Two weeks ago, I went to the dermatologist to have a routine check up. I haven't been in a few years and I wanted to go while my current insurance plan will still pay for it. (I switch plans on December 1 and it will not be covered.) I waited almost a year for this appointment. I wanted the doctor to look at some suspicious moles/freckles. I had one particular mole on my left breast that has grown over the past few years and had undefined borders. She was immediately concerned by it and cut it off for a biopsy. The place she removed was about the size of a dime. She told me it would be a week or so before she had the results. The day before my 26th birthday, I got the call. The nurse on the other end of the line told me that the biopsy showed that I had very severe atypia. Very severe? Doesn't that seem redundant? I questioned what that meant and I was told that that meant that the mole was becoming cancer and that I needed to have it removed before it reached that point, and I needed it removed as soon as possible. They had not gotten clear margins and would need to go back and remove part of my breast to make sure that we were in the clear. It would be a minor surgery that would require stitches. Well, today is that day. My appointment is in an hour and I'm not going to lie, I am nervous. This isn't my first rodeo with the C word. My cervix thought it would be really cool to grow severely atypical cells my senior year in college. I had to have multiple procedures to nip it in the bud. Trust me, colposcopy is never a word you want to hear your doctor say. (Well, it is in the sense that it is helpful, but it is most certainly not pleasant. It involves liquid nitrogen, scissors, and your cervix. I'll let you just picture that for a moment.) I was finally in the clear, but it was a close call. In the 3 months between my two procedures, I had progressed from moderate to severe atypical cells.
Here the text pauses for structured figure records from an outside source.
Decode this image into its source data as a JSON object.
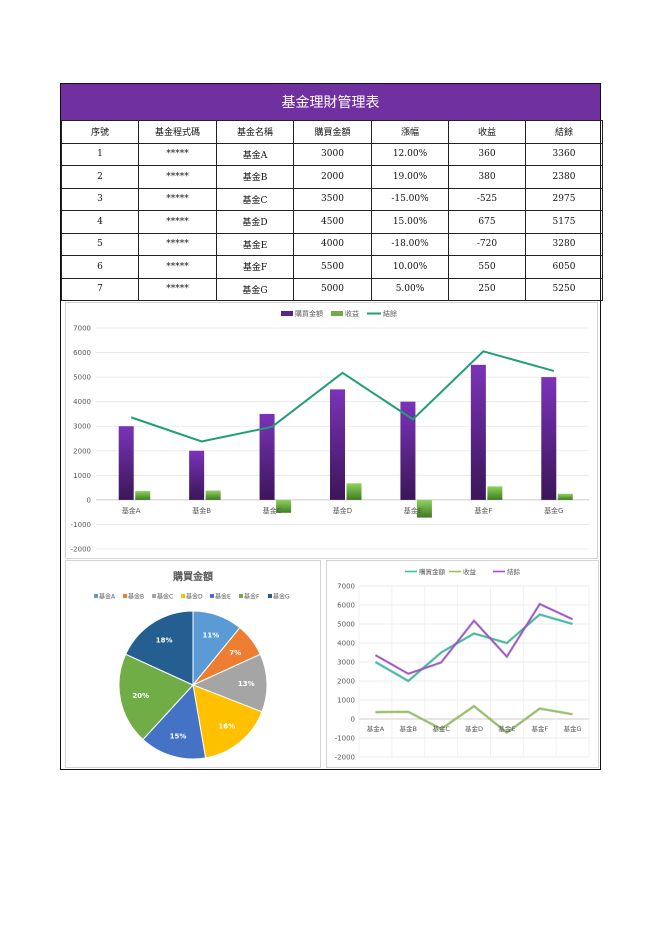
{
  "table": {
    "title": "基金理財管理表",
    "headers": [
      "序號",
      "基金程式碼",
      "基金名稱",
      "購買金額",
      "漲幅",
      "收益",
      "結餘"
    ],
    "rows": [
      [
        "1",
        "*****",
        "基金A",
        "3000",
        "12.00%",
        "360",
        "3360"
      ],
      [
        "2",
        "*****",
        "基金B",
        "2000",
        "19.00%",
        "380",
        "2380"
      ],
      [
        "3",
        "*****",
        "基金C",
        "3500",
        "-15.00%",
        "-525",
        "2975"
      ],
      [
        "4",
        "*****",
        "基金D",
        "4500",
        "15.00%",
        "675",
        "5175"
      ],
      [
        "5",
        "*****",
        "基金E",
        "4000",
        "-18.00%",
        "-720",
        "3280"
      ],
      [
        "6",
        "*****",
        "基金F",
        "5500",
        "10.00%",
        "550",
        "6050"
      ],
      [
        "7",
        "*****",
        "基金G",
        "5000",
        "5.00%",
        "250",
        "5250"
      ]
    ]
  },
  "colors": {
    "header_purple": "#7030a0",
    "bar_purple": "#7030a0",
    "bar_green": "#70ad47",
    "line_teal": "#1f9e78",
    "line2_purchase": "#2ec4a5",
    "line2_profit": "#92c653",
    "line2_balance": "#a84ed6",
    "pie": [
      "#5b9bd5",
      "#ed7d31",
      "#a5a5a5",
      "#ffc000",
      "#4472c4",
      "#70ad47",
      "#255e91"
    ]
  },
  "chart_data": [
    {
      "type": "bar",
      "categories": [
        "基金A",
        "基金B",
        "基金C",
        "基金D",
        "基金E",
        "基金F",
        "基金G"
      ],
      "series": [
        {
          "name": "購買金額",
          "kind": "bar",
          "values": [
            3000,
            2000,
            3500,
            4500,
            4000,
            5500,
            5000
          ]
        },
        {
          "name": "收益",
          "kind": "bar",
          "values": [
            360,
            380,
            -525,
            675,
            -720,
            550,
            250
          ]
        },
        {
          "name": "結餘",
          "kind": "line",
          "values": [
            3360,
            2380,
            2975,
            5175,
            3280,
            6050,
            5250
          ]
        }
      ],
      "ylim": [
        -2000,
        7000
      ],
      "yticks": [
        "7000",
        "6000",
        "5000",
        "4000",
        "3000",
        "2000",
        "1000",
        "0",
        "-1000",
        "-2000"
      ],
      "grid": true,
      "legend": "top"
    },
    {
      "type": "pie",
      "title": "購買金額",
      "categories": [
        "基金A",
        "基金B",
        "基金C",
        "基金D",
        "基金E",
        "基金F",
        "基金G"
      ],
      "values": [
        3000,
        2000,
        3500,
        4500,
        4000,
        5500,
        5000
      ],
      "labels": [
        "11%",
        "7%",
        "13%",
        "16%",
        "15%",
        "20%",
        "18%"
      ],
      "legend": "top"
    },
    {
      "type": "line",
      "categories": [
        "基金A",
        "基金B",
        "基金C",
        "基金D",
        "基金E",
        "基金F",
        "基金G"
      ],
      "series": [
        {
          "name": "購買金額",
          "values": [
            3000,
            2000,
            3500,
            4500,
            4000,
            5500,
            5000
          ]
        },
        {
          "name": "收益",
          "values": [
            360,
            380,
            -525,
            675,
            -720,
            550,
            250
          ]
        },
        {
          "name": "結餘",
          "values": [
            3360,
            2380,
            2975,
            5175,
            3280,
            6050,
            5250
          ]
        }
      ],
      "ylim": [
        -2000,
        7000
      ],
      "yticks": [
        "7000",
        "6000",
        "5000",
        "4000",
        "3000",
        "2000",
        "1000",
        "0",
        "-1000",
        "-2000"
      ],
      "grid": true,
      "legend": "top"
    }
  ]
}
I have been lucky in both instances for early detection of these abnormalities. I am very grateful for this. Two cancer scares before you turn 26 is not ideal. (I also had a lump removed from my right breast in 2008, but it turned out to just be scar tissue.) I urge every one of you to keep regular appointments with your physicians. Take note of your moles/freckles/lumps/bumps and alert your doctor when they change. You can never be too careful. Today, I will add another scar to my body, but it's worth it.